I remember one case. PCIe spec defines a resizable BAR capability, allowing
hardware to communicate supported resource sizes and software to set
an optimal size back to hardware. If such a capability is presented to guest
and the BAR is backed by memory, it's possible to observe a removal-and-
add-back scenario. However in such case, the spec requires the software 
to clear memory space enable bit in command register before changing 
the BAR size.
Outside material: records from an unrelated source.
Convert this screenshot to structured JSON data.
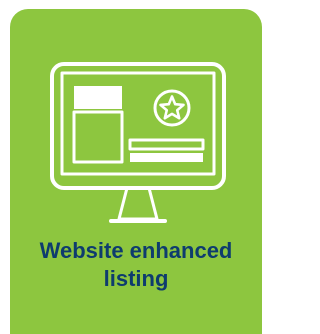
{
  "card": {
    "background_color": "#8dc63f",
    "illustration_icon": "computer-monitor-with-star-icon",
    "illustration_stroke_color": "#ffffff",
    "caption_lines": [
      "Website enhanced",
      "listing"
    ],
    "caption_color": "#0e3c6e"
  }
}
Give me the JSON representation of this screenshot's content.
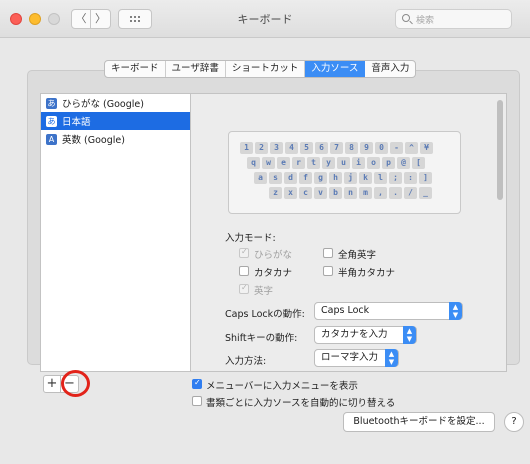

I suppose such thing should happen at boot phase where
dirty bits related to old BAR size don't matter. 

> 
> I'll see whether I can remove the dirty bit sync in kvm_set_phys_mem(),
> which I
> think is really nasty.
> 
> >
> > btw VFIO faces a similar problem when unmapping a DMA range (e.g.
> when
> > vIOMMU is enabled) in dirty log phase. There could be some dirty bits
> which are
> > not retrieved when unmapping happens. VFIO chooses to return the dirty
> > bits in a buffer passed in the unmapping parameters. Can memslot
> interface
> > do similar thing by allowing the userspace to specify a buffer pointer to
> hold
> > whatever dirty pages recorded for the slot that is being removed?
> 
> Yes I think we can, but may not be necessary.  Actually IMHO CPU access to
> pages are slightly different to device DMAs in that we can do these sequence
> to
> collect the dirty bits of a slot safely:
> 
>   - mark slot as READONLY
>   - KVM_GET_DIRTY_LOG on the slot
>   - finally remove the slot
> 
> I guess VFIO cannot do that because there's no way to really "mark the
> region
> as read-only" for a device because DMA could happen and DMA would fail
> then
> when writting to a readonly slot.
> 
> On the KVM/CPU side, after we mark the slot as READONLY then the CPU
> writes
> will page fault and fallback to the QEMU userspace, then QEMU will take care
> of
> the writes (so those writes could be slow but still working) then even if we
> mark it READONLY it won't fail the writes but just fallback to QEMU.

Yes, you are right.

> 
> Btw, since we're discussing the VFIO dirty logging across memory removal...
> the
> unmapping DMA range you're talking about needs to be added back later,
> right?

pure memory removal doesn't need add-back. Or are you specifically
referring to removal-and-add-back case?

> Then what if the device does DMA after the removal but before it's added
> back?

then just got IOMMU page fault, but I guess that I didn't get your real 
question...

> I think this is a more general question not for dirty logging but also for when
> dirty logging is not enabled - I never understand how this could be fixed with
> existing facilities.
> 

Thanks,
Kevin